- European arcade flyer
- Developers: Atari Games (Arcade), Equilibrium (SNES)
- Publishers: Arcade: Atari Games Super NES: THQ
- Producer: Howard Phillips (SNES)
- Designers: David Akers Mark Stephen Pierce Dennis Harper
- Programmer: Dennis Harper (Arcade)
- Artists: Jim Wiebmer (SNES) Wilfredo Aguilar (SNES) Jody Sather (SNES) Mark Stephen Pierce (Arcade)
- Composers: Don Diekneite (Arcade) Ed Bogas Gary Clayton (SNES)
- Platforms: Arcade, Atari Falcon030, Atari Lynx, Super NES
- Release: Arcade: NA: 1991; EU: 1991; Super NES: NA: November 1992; EU: 1992;
- Genre: Racing
- Modes: Single-player Multiplayer

= Road Riot 4WD =

1991 video game

Road Riot 4WD is an arcade racing game developed by Atari Games and originally released in 1991. In the game, players control weapon-equipped dune buggies and attempt to win races around the globe.
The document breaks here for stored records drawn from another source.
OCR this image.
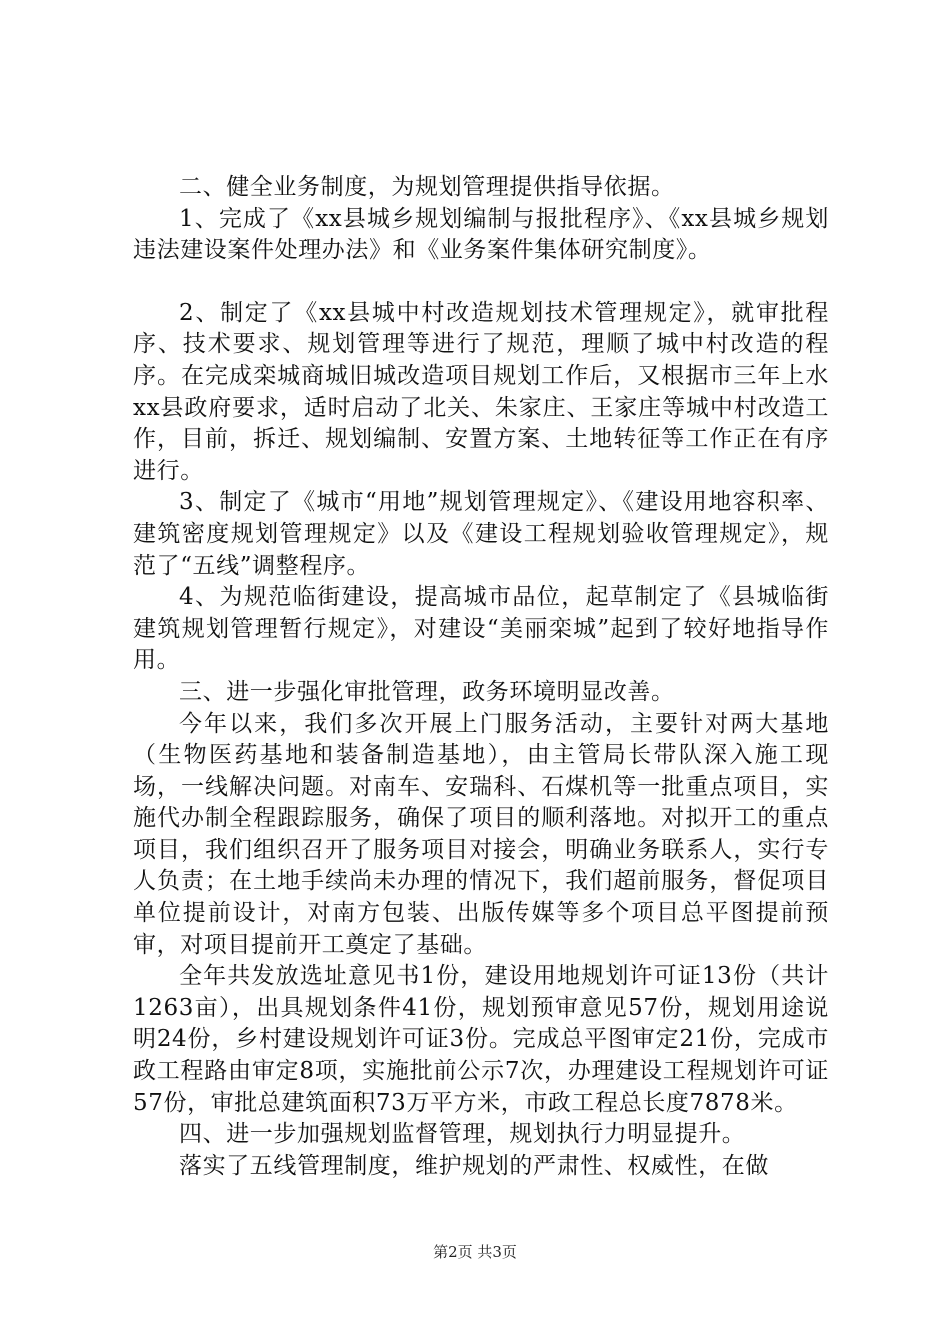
二、健全业务制度，为规划管理提供指导依据。

1、完成了《xx县城乡规划编制与报批程序》、《xx县城乡规划违法建设案件处理办法》和《业务案件集体研究制度》。

2、制定了《xx县城中村改造规划技术管理规定》，就审批程序、技术要求、规划管理等进行了规范，理顺了城中村改造的程序。在完成栾城商城旧城改造项目规划工作后，又根据市三年上水xx县政府要求，适时启动了北关、朱家庄、王家庄等城中村改造工作，目前，拆迁、规划编制、安置方案、土地转征等工作正在有序进行。

3、制定了《城市“用地”规划管理规定》、《建设用地容积率、建筑密度规划管理规定》以及《建设工程规划验收管理规定》，规范了“五线”调整程序。

4、为规范临街建设，提高城市品位，起草制定了《县城临街建筑规划管理暂行规定》，对建设“美丽栾城”起到了较好地指导作用。

三、进一步强化审批管理，政务环境明显改善。

今年以来，我们多次开展上门服务活动，主要针对两大基地（生物医药基地和装备制造基地），由主管局长带队深入施工现场，一线解决问题。对南车、安瑞科、石煤机等一批重点项目，实施代办制全程跟踪服务，确保了项目的顺利落地。对拟开工的重点项目，我们组织召开了服务项目对接会，明确业务联系人，实行专人负责；在土地手续尚未办理的情况下，我们超前服务，督促项目单位提前设计，对南方包装、出版传媒等多个项目总平图提前预审，对项目提前开工奠定了基础。

全年共发放选址意见书1份，建设用地规划许可证13份（共计1263亩），出具规划条件41份，规划预审意见57份，规划用途说明24份，乡村建设规划许可证3份。完成总平图审定21份，完成市政工程路由审定8项，实施批前公示7次，办理建设工程规划许可证57份，审批总建筑面积73万平方米，市政工程总长度7878米。

四、进一步加强规划监督管理，规划执行力明显提升。

落实了五线管理制度，维护规划的严肃性、权威性，在做

第2页 共3页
A port of the game was released for the Super NES. Versions of the game for the Atari Lynx and Sega Genesis were developed, but never released. A sequel entitled Road Riot's Revenge was also in development and cabinets for the game were made, but the sequel never entered mass production.

==Gameplay==
Players control four-wheel drive dune buggies equipped with weapons. After conquering the basic track, players will have to navigate through 11 additional tracks in order to win the championship. The locations are Saudi Arabia, Iowa, Africa, Swiss Alps, Baja Mexico, Antarctica, Ohio, Las Vegas, New Jersey, California and Australia. A player has to beat three vehicles in order to win the race. An infinite number of missiles is used to knock opponents out of the way. Crashing into certain obstacles will allow the player to collect extra points. The game is playable by up to two players, with a dual sit-down cabinet setup in the arcade or the always-on split screen of the SNES game.

If all 11 levels are completed, the player collects 500K points.

==Reception==
In the United States, it topped the RePlay arcade charts for upright arcade cabinets in August 1991, and then dedicated cabinets in September 1991.